[edit]
Value-Based Deep RL Scales Predictably
Proceedings of the 42nd International Conference on Machine Learning, PMLR 267:52422-52443, 2025.
Abstract
Scaling data and compute is critical in modern machine learning. However, scaling also demands predictability: we want methods to not only perform well with more compute or data, but also have their performance be predictable from low compute or low data runs, without ever running the large-scale experiment. In this paper, we show predictability of value-based off-policy deep RL. First, we show that data and compute requirements to reach a given performance level lie on a Pareto frontier, controlled by the updates-to-data (UTD) ratio. By estimating this frontier, we can extrapolate data requirements into a higher compute regime, and compute requirements into a higher data regime.
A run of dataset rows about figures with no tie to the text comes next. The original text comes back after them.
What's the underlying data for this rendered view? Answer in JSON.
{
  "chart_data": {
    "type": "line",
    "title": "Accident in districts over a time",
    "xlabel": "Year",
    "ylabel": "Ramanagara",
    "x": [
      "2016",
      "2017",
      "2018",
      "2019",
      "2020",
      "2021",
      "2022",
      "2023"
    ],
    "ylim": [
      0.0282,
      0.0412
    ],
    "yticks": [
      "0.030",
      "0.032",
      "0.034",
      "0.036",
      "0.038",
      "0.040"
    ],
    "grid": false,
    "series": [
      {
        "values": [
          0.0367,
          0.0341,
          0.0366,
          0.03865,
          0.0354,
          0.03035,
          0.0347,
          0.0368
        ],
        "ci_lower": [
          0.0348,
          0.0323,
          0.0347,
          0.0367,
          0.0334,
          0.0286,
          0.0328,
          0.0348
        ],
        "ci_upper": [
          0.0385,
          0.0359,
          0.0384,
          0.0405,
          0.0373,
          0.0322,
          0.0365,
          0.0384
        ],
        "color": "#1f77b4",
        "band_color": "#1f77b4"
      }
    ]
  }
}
Second, we determine the optimal allocation of total budget across data and compute to obtain given performance and use it to determine hyperparameters that maximize performance for a given budget. Third, this scaling behavior is enabled by first estimating predictable relationships between different hyperparameters, which is used to counteract effects of overfitting and plasticity loss unique to RL. We validate our approach using three algorithms: SAC, BRO, and PQL on DeepMind Control, OpenAI gym, and IsaacGym, when extrapolating to higher levels of data, compute, budget, or performance.